Who would raise your children?
Few prospects are more wrenching than the possibility that young children will be orphaned. Often, parents put off writing a Will because this particular thought is unbearable or couples cannot agree on a potential guardian. Some assume incorrectly that it is enough just to ask a relative or trusted friend to step in if the need arises.
Not formalizing the arrangements and doing some Estate Planning along the way could leave your children in a vacuum. For example, let’s say you are a single or a surviving parent in this group, if you do not have a written document outlining your wishes and protecting your children, a court usually decides who will fill your shoes. A custody battle might erupt or awful as it sounds, no one may even want your children and without financial planning there may not be enough money for your child's (ren) support.
When choosing a guardian, people typically look first to relatives, starting with their own siblings- the child's aunts and uncles. A second choice for some people is their own parents, if they are young enough. Even if certain family members seem like obvious candidates, take into account all the factors involved. Key questions to ask: Am I comfortable with the individual's lifestyle and values? Would my child have to relocate? Can the prospective guardian incorporate my children into his or her household?

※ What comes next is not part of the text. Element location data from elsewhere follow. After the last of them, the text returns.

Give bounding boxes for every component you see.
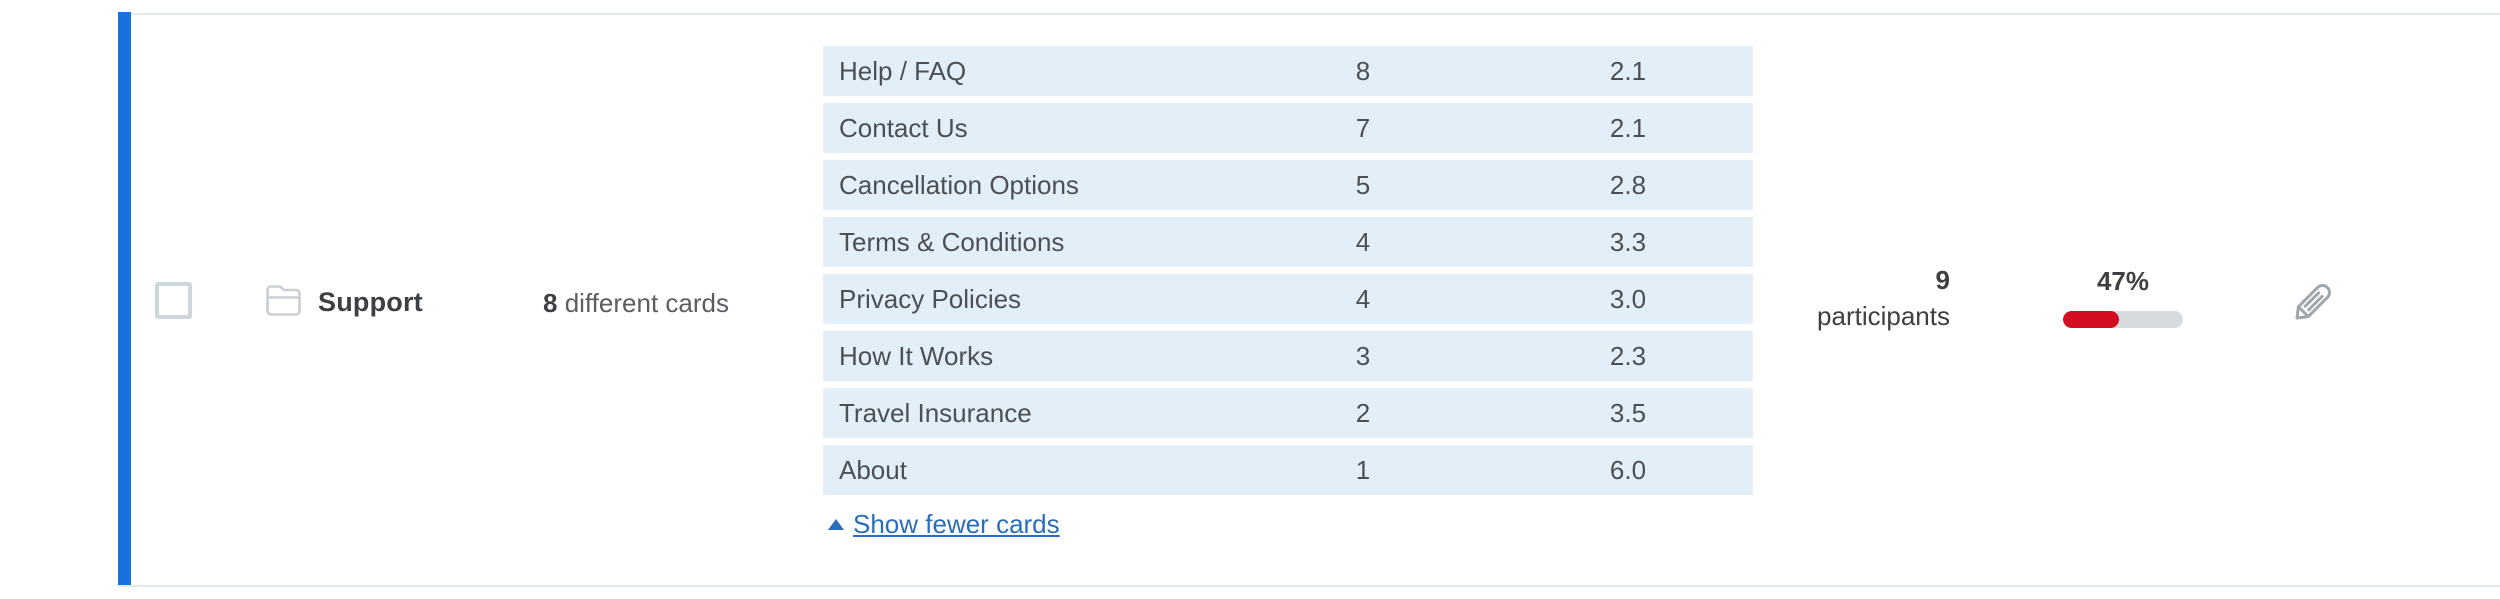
show-fewer-cards-label: Show fewer cards [853, 509, 1060, 539]
agreement-progress-bar [2063, 311, 2183, 328]
row-bottom-divider [118, 585, 2500, 587]
card-avg-position: 3.3 [1609, 226, 1647, 257]
card-table-row: Privacy Policies 4 3.0 [823, 274, 1753, 324]
card-label: About [839, 454, 907, 485]
card-frequency: 7 [1355, 112, 1371, 143]
card-table-row: Contact Us 7 2.1 [823, 103, 1753, 153]
card-frequency: 8 [1355, 55, 1371, 86]
card-frequency: 2 [1355, 397, 1371, 428]
cards-table: Help / FAQ 8 2.1 Contact Us 7 2.1 Cancel… [823, 46, 1753, 502]
card-label: Travel Insurance [839, 397, 1032, 428]
participants-cell: 9 participants [1698, 262, 1950, 334]
participants-label: participants [1817, 301, 1950, 331]
show-fewer-cards-link[interactable]: Show fewer cards [828, 509, 1060, 540]
chevron-up-icon [828, 519, 844, 530]
agreement-cell: 47% [2042, 266, 2204, 328]
row-checkbox[interactable] [155, 282, 192, 319]
row-accent-bar [118, 12, 131, 587]
card-table-row: Help / FAQ 8 2.1 [823, 46, 1753, 96]
card-avg-position: 6.0 [1609, 454, 1647, 485]
agreement-percent-label: 47% [2096, 266, 2150, 296]
card-table-row: Travel Insurance 2 3.5 [823, 388, 1753, 438]
card-label: Privacy Policies [839, 283, 1022, 314]
cards-count-summary: 8 different cards [543, 288, 729, 319]
card-frequency: 3 [1355, 340, 1371, 371]
edit-pencil-icon[interactable] [2292, 282, 2342, 333]
category-name: Support [318, 287, 423, 317]
cards-count-number: 8 [543, 288, 558, 318]
folder-icon [265, 284, 302, 322]
card-avg-position: 3.0 [1609, 283, 1647, 314]
card-avg-position: 3.5 [1609, 397, 1647, 428]
card-frequency: 5 [1355, 169, 1371, 200]
participants-count: 9 [1935, 265, 1950, 295]
card-table-row: Terms & Conditions 4 3.3 [823, 217, 1753, 267]
card-frequency: 4 [1355, 283, 1371, 314]
card-avg-position: 2.8 [1609, 169, 1647, 200]
card-table-row: About 1 6.0 [823, 445, 1753, 495]
card-label: Cancellation Options [839, 169, 1079, 200]
card-avg-position: 2.3 [1609, 340, 1647, 371]
card-frequency: 1 [1355, 454, 1371, 485]
card-table-row: Cancellation Options 5 2.8 [823, 160, 1753, 210]
row-top-divider [118, 13, 2500, 15]
card-label: Contact Us [839, 112, 968, 143]
card-table-row: How It Works 3 2.3 [823, 331, 1753, 381]
card-label: Help / FAQ [839, 55, 967, 86]
cards-count-label: different cards [557, 288, 729, 318]
card-label: Terms & Conditions [839, 226, 1065, 257]
card-avg-position: 2.1 [1609, 112, 1647, 143]
agreement-progress-fill [2063, 311, 2120, 328]
card-label: How It Works [839, 340, 994, 371]
card-avg-position: 2.1 [1609, 55, 1647, 86]
card-frequency: 4 [1355, 226, 1371, 257]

If I have more than one child, would the guardian be able to keep them together? Does my child already have a relationship and a good rapport with the person?

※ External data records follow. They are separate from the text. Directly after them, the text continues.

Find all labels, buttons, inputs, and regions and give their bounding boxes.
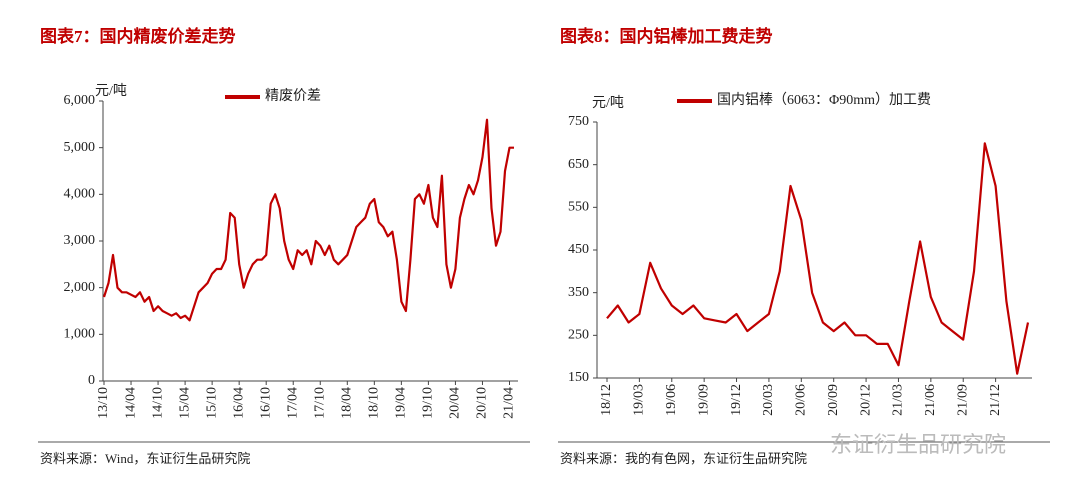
chart-title: 图表8：国内铝棒加工费走势: [560, 26, 773, 46]
y-tick-label: 150: [568, 370, 589, 385]
y-tick-label: 350: [568, 285, 589, 300]
x-tick-label: 19/04: [394, 387, 409, 419]
y-tick-label: 550: [568, 200, 589, 215]
x-tick-label: 16/10: [258, 387, 273, 419]
x-tick-label: 21/04: [502, 387, 517, 419]
x-tick-label: 17/04: [285, 387, 300, 419]
x-tick-label: 20/12: [858, 384, 873, 416]
x-tick-label: 18/04: [340, 387, 355, 419]
x-tick-label: 19/12: [729, 384, 744, 416]
x-tick-label: 19/03: [632, 384, 647, 416]
y-tick-label: 2,000: [64, 280, 96, 295]
x-tick-label: 21/03: [891, 384, 906, 416]
x-tick-label: 18/12: [599, 384, 614, 416]
x-tick-label: 21/06: [923, 384, 938, 416]
y-tick-label: 750: [568, 114, 589, 129]
x-tick-label: 20/04: [448, 387, 463, 419]
y-tick-label: 4,000: [64, 187, 96, 202]
watermark: 东证衍生品研究院: [830, 433, 1006, 458]
y-tick-label: 1,000: [64, 327, 96, 342]
x-tick-label: 19/06: [664, 384, 679, 416]
x-tick-label: 15/10: [204, 387, 219, 419]
x-tick-label: 14/04: [123, 387, 138, 419]
x-tick-label: 19/10: [421, 387, 436, 419]
y-tick-label: 5,000: [64, 140, 96, 155]
x-tick-label: 21/12: [988, 384, 1003, 416]
legend-label: 国内铝棒（6063：Φ90mm）加工费: [717, 92, 931, 108]
x-tick-label: 18/10: [367, 387, 382, 419]
x-tick-label: 14/10: [150, 387, 165, 419]
y-tick-label: 6,000: [64, 93, 96, 108]
x-tick-label: 20/03: [761, 384, 776, 416]
y-axis-label: 元/吨: [592, 95, 624, 111]
x-tick-label: 17/10: [312, 387, 327, 419]
x-tick-label: 13/10: [96, 387, 111, 419]
x-tick-label: 20/10: [475, 387, 490, 419]
chart-title: 图表7：国内精废价差走势: [40, 26, 236, 46]
y-tick-label: 650: [568, 157, 589, 172]
legend-label: 精废价差: [265, 88, 321, 104]
y-tick-label: 450: [568, 242, 589, 257]
y-axis-label: 元/吨: [95, 83, 127, 99]
source-note: 资料来源：Wind，东证衍生品研究院: [40, 451, 250, 466]
x-tick-label: 15/04: [177, 387, 192, 419]
data-line: [102, 118, 514, 322]
x-tick-label: 20/06: [794, 384, 809, 416]
y-tick-label: 0: [88, 373, 95, 388]
x-tick-label: 16/04: [231, 387, 246, 419]
x-tick-label: 19/09: [696, 384, 711, 416]
y-tick-label: 250: [568, 328, 589, 343]
y-tick-label: 3,000: [64, 233, 96, 248]
x-tick-label: 21/09: [955, 384, 970, 416]
data-line: [606, 142, 1030, 375]
x-tick-label: 20/09: [826, 384, 841, 416]
source-note: 资料来源：我的有色网，东证衍生品研究院: [560, 451, 807, 466]
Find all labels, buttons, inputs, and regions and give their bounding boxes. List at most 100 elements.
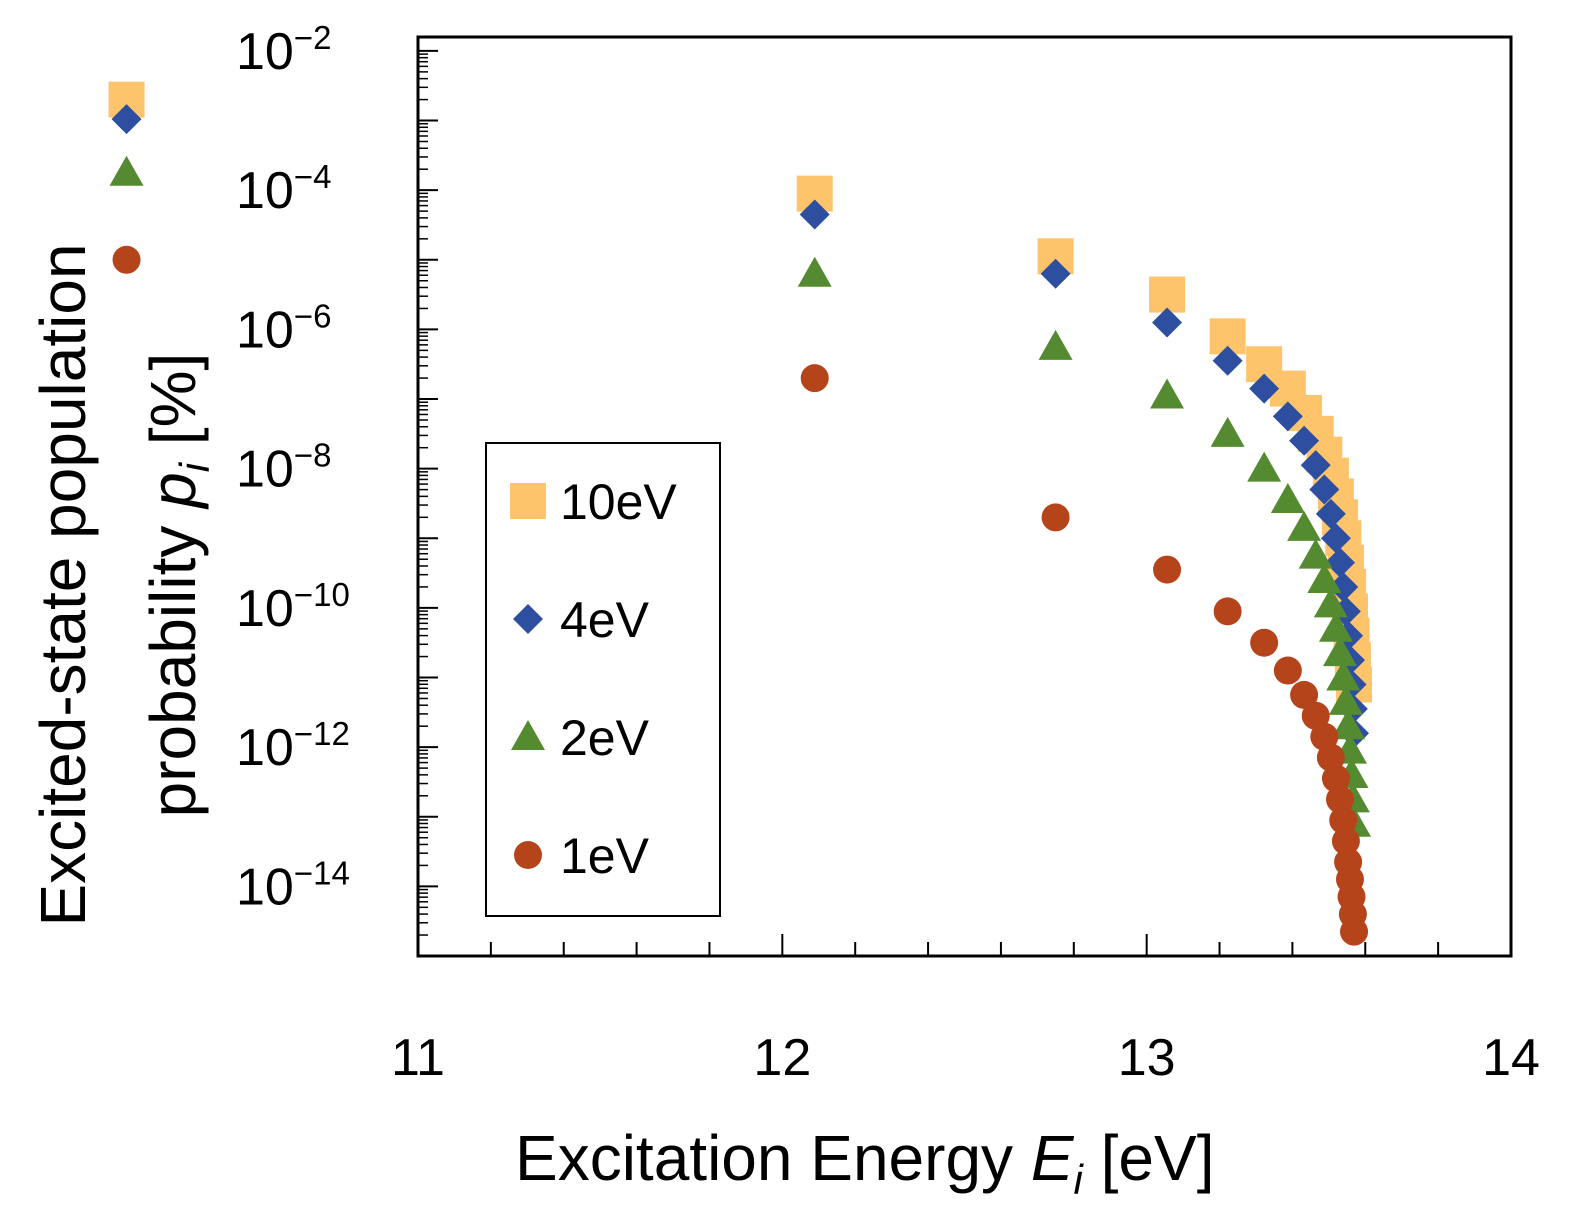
point-4eV	[111, 104, 142, 135]
point-4eV	[1309, 474, 1340, 505]
point-2eV	[1298, 538, 1333, 569]
point-4eV	[1289, 425, 1320, 456]
point-4eV	[1249, 373, 1280, 404]
y-tick-label: 10−12	[236, 715, 350, 777]
point-2eV	[797, 256, 832, 287]
x-tick-label: 14	[1482, 1029, 1540, 1087]
y-axis-title-var: p	[137, 472, 209, 510]
legend-marker-2eV	[511, 720, 545, 750]
point-1eV	[1321, 764, 1350, 793]
point-2eV	[1322, 636, 1357, 667]
y-tick-exponent: −10	[294, 576, 350, 613]
y-tick-base: 10	[236, 719, 294, 777]
legend-markers	[510, 483, 546, 869]
point-4eV	[799, 199, 830, 230]
point-1eV	[1329, 806, 1358, 835]
legend-box	[485, 442, 721, 917]
x-tick-labels: 11 12 13 14	[391, 1029, 1540, 1087]
point-1eV	[1340, 917, 1369, 946]
y-tick-base: 10	[236, 580, 294, 638]
series-4eV	[111, 104, 1370, 749]
x-axis-title-var: E	[1031, 1122, 1075, 1194]
legend-label-4ev: 4eV	[560, 592, 650, 648]
point-1eV	[800, 364, 829, 393]
y-tick-base: 10	[236, 858, 294, 916]
x-tick-label: 12	[753, 1029, 811, 1087]
point-1eV	[112, 245, 141, 274]
y-tick-label: 10−2	[236, 19, 331, 81]
point-4eV	[1212, 345, 1243, 376]
point-4eV	[1320, 523, 1351, 554]
point-1eV	[1331, 827, 1360, 856]
point-4eV	[1040, 258, 1071, 289]
y-tick-exponent: −14	[294, 854, 350, 891]
legend-label-10ev: 10eV	[560, 474, 677, 530]
point-10eV	[1149, 276, 1186, 313]
point-2eV	[1326, 660, 1361, 691]
y-tick-exponent: −12	[294, 715, 350, 752]
y-tick-exponent: −6	[294, 297, 332, 334]
y-tick-label: 10−4	[236, 158, 331, 220]
point-2eV	[1318, 611, 1353, 642]
point-2eV	[109, 155, 144, 186]
point-2eV	[1150, 378, 1185, 409]
point-2eV	[1270, 482, 1305, 513]
x-tick-label: 13	[1118, 1029, 1176, 1087]
y-axis-title-sub: i	[171, 461, 218, 472]
point-2eV	[1313, 587, 1348, 618]
x-axis-title-unit: [eV]	[1083, 1122, 1215, 1194]
point-4eV	[1328, 572, 1359, 603]
legend-marker-1eV	[514, 841, 542, 869]
point-2eV	[1328, 684, 1363, 715]
y-axis-title-line2-main: probability	[137, 508, 209, 818]
y-axis-title-unit: [%]	[137, 353, 209, 463]
y-tick-exponent: −4	[294, 158, 332, 195]
point-1eV	[1041, 503, 1070, 532]
point-2eV	[1247, 451, 1282, 482]
y-tick-exponent: −2	[294, 19, 332, 56]
point-2eV	[1038, 329, 1073, 360]
point-4eV	[1324, 547, 1355, 578]
y-tick-base: 10	[236, 23, 294, 81]
point-1eV	[1213, 597, 1242, 626]
legend-marker-10eV	[510, 483, 546, 519]
point-4eV	[1300, 450, 1331, 481]
point-4eV	[1315, 498, 1346, 529]
y-tick-label: 10−10	[236, 576, 350, 638]
point-4eV	[1152, 307, 1183, 338]
legend-label-1ev: 1eV	[560, 828, 650, 884]
series-2eV	[109, 155, 1372, 837]
legend-marker-4eV	[513, 604, 543, 634]
point-1eV	[1153, 555, 1182, 584]
legend: 10eV 4eV 2eV 1eV	[485, 442, 721, 917]
y-tick-label: 10−14	[236, 854, 350, 916]
x-tick-label: 11	[391, 1029, 445, 1087]
point-1eV	[1325, 785, 1354, 814]
y-axis-title: Excited-state population probability pi …	[27, 243, 218, 926]
y-tick-label: 10−8	[236, 437, 331, 499]
y-tick-base: 10	[236, 441, 294, 499]
legend-label-2ev: 2eV	[560, 710, 650, 766]
series-1eV	[112, 245, 1369, 946]
data-points	[108, 81, 1373, 946]
x-axis-title-main: Excitation Energy	[515, 1122, 1031, 1194]
axis-ticks	[417, 49, 1512, 957]
point-2eV	[1331, 709, 1366, 740]
y-tick-label: 10−6	[236, 297, 331, 359]
point-1eV	[1250, 628, 1279, 657]
point-1eV	[1316, 743, 1345, 772]
point-4eV	[1272, 401, 1303, 432]
point-1eV	[1290, 680, 1319, 709]
y-tick-base: 10	[236, 162, 294, 220]
y-axis-title-line1: Excited-state population	[27, 243, 99, 926]
point-1eV	[1273, 656, 1302, 685]
x-axis-title: Excitation Energy Ei [eV]	[515, 1122, 1214, 1203]
point-2eV	[1287, 510, 1322, 541]
y-tick-exponent: −8	[294, 437, 332, 474]
y-tick-base: 10	[236, 301, 294, 359]
point-2eV	[1307, 563, 1342, 594]
y-axis-title-line2: probability pi [%]	[137, 353, 218, 818]
x-axis-title-sub: i	[1074, 1156, 1085, 1203]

Here too, you can build in checks and balances - by putting a different person in charge of the money you leave for your child's support. You can name a guardian for the funds, or put them into a Trust and designate a Trustee to spend the money on your child's behalf which is the most viable option. While financial guardianships are a matter of state law and may require court supervision, Trusts are a private matter. A Trust also gives you much more say over how the money is spent and ensures strict adherence to your instructions in your life time, during incapacitation or when the person is no longer there.
Current statistics show that on the average women live six years longer than men; that creates several key differences in end-of life planning issues.
Women face several unique Estate Planning concerns. Females have a longer life expectancy than males, making planning for their financial future more critical, because they will likely survive their husbands, they normally also face pressure from extended families, children and grandchildren regarding their Estate Plans.
A consequence of their survival is a greater obligation to plan their estates properly and in a timely fashion.